Suppose that an equivalence relation $\sim$ on $\mathbb{X}$ is defined.
Let $\widetilde{\mathbb{X}} := \mathbb{X} / \sim$ be the quotient space and $\pi: \mathbb{X} \longrightarrow \widetilde{\mathbb{X}}$ the projection map.
Let $\tau_{\widetilde{\mathbb{X}}}$ be the quotient topology on $\widetilde{\mathbb{X}}$.
- Does $\tau_{\widetilde{\mathbb{X}}}$ have to be the discrete topology on $\widetilde{\mathbb{X}}$?
- Is $\tau_{\widetilde{\mathbb{X}}}$ a hausdorff topology?
- Is $(\widetilde{\mathbb{X}},\tau_{\widetilde{\mathbb{X}}})$ connected?
Best Answer
The quotient topology on a given space $X$ is defined in the following way: a subset $U\subseteq X/\sim$ is open if and only if $\pi^{-1}(U)$ is open in $X$. In your case $X$ is discrete and so every subset of $X$ is open.
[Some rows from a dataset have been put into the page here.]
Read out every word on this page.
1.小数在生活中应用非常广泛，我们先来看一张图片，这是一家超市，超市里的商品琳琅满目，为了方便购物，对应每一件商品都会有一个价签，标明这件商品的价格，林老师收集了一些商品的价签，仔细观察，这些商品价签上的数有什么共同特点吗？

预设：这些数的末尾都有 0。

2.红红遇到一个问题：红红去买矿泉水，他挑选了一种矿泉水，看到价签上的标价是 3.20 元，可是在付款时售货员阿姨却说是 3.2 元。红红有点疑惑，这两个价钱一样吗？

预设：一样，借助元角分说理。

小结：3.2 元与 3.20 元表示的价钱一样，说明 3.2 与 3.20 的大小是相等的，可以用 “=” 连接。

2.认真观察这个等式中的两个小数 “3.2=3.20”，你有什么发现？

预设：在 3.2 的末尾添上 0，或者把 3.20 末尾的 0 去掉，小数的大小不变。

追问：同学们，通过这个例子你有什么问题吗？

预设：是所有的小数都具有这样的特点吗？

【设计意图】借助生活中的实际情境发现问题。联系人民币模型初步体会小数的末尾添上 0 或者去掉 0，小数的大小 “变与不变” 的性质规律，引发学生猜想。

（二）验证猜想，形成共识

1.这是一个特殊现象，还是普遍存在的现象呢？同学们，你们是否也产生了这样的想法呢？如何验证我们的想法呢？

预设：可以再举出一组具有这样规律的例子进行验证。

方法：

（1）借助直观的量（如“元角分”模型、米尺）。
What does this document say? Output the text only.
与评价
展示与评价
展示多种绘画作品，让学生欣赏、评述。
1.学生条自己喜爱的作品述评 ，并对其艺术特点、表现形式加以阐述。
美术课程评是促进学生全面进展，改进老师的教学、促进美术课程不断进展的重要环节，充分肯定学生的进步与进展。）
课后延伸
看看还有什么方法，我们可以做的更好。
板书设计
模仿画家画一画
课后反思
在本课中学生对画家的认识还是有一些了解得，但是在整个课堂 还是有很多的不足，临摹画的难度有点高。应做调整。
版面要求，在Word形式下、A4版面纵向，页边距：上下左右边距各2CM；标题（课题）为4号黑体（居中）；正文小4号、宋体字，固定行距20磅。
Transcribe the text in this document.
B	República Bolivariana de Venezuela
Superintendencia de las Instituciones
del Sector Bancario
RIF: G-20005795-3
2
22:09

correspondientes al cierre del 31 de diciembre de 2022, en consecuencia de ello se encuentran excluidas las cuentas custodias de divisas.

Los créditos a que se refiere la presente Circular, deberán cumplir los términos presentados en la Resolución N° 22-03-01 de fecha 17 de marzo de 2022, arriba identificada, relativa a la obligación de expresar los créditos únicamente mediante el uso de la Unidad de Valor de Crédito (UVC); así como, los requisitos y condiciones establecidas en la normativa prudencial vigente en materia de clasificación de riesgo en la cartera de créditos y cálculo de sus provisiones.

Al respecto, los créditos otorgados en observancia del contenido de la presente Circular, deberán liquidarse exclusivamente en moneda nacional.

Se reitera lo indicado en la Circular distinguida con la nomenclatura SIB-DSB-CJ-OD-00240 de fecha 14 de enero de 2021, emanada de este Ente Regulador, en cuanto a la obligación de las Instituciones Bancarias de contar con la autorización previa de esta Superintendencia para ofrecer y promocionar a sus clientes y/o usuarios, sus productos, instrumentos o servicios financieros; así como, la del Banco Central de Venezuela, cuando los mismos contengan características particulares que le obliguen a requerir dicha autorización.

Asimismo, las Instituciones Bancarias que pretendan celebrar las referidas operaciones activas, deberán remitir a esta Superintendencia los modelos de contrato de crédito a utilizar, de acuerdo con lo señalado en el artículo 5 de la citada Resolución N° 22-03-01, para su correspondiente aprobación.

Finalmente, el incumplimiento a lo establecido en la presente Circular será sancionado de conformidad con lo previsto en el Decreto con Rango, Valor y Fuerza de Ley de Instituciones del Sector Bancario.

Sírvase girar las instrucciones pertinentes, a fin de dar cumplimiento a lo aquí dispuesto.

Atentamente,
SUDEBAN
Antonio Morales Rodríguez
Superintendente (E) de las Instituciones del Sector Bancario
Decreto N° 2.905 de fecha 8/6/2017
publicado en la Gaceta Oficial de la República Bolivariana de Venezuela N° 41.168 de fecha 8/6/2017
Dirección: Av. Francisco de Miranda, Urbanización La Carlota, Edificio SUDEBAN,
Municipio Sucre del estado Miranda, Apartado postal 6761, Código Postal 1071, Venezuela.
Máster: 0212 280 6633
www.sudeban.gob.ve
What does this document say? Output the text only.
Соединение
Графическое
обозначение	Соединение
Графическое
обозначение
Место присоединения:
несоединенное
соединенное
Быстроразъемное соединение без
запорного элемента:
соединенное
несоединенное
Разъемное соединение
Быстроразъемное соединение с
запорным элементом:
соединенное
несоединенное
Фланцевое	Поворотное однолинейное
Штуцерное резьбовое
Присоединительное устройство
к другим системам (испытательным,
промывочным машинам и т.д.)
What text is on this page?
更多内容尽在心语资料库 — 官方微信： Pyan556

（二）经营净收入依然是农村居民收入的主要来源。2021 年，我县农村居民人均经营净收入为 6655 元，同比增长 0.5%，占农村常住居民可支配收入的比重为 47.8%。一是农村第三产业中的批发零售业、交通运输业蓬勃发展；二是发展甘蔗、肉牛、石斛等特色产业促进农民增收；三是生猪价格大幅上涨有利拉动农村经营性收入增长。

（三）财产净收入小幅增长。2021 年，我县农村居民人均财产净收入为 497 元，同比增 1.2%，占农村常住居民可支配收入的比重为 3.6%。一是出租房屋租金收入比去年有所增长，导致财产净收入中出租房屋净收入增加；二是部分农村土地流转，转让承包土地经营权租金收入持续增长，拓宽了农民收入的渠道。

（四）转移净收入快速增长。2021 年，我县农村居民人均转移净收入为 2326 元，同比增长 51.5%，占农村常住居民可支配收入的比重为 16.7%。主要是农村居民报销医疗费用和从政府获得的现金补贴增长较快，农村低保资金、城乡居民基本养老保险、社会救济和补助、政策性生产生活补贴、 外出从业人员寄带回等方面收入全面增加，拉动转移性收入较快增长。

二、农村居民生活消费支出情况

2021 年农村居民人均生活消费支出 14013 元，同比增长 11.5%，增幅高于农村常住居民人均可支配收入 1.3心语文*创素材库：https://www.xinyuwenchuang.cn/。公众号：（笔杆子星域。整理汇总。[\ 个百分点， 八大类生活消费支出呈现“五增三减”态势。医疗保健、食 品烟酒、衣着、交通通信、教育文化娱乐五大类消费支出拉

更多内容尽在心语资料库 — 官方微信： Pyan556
In particular $\pi^{-1}(U)$ is open for any subset $U\subseteq X/\sim$, meaning $U$ is open in $X/\sim$ and therefore $X/\sim$ is discrete as well.
This implies that $X/\sim$ is Hausdorff. And disconnected as long as it has at least $2$ points, meaning as long as there are two points $x,y\in X$ such that $x\not\sim y$.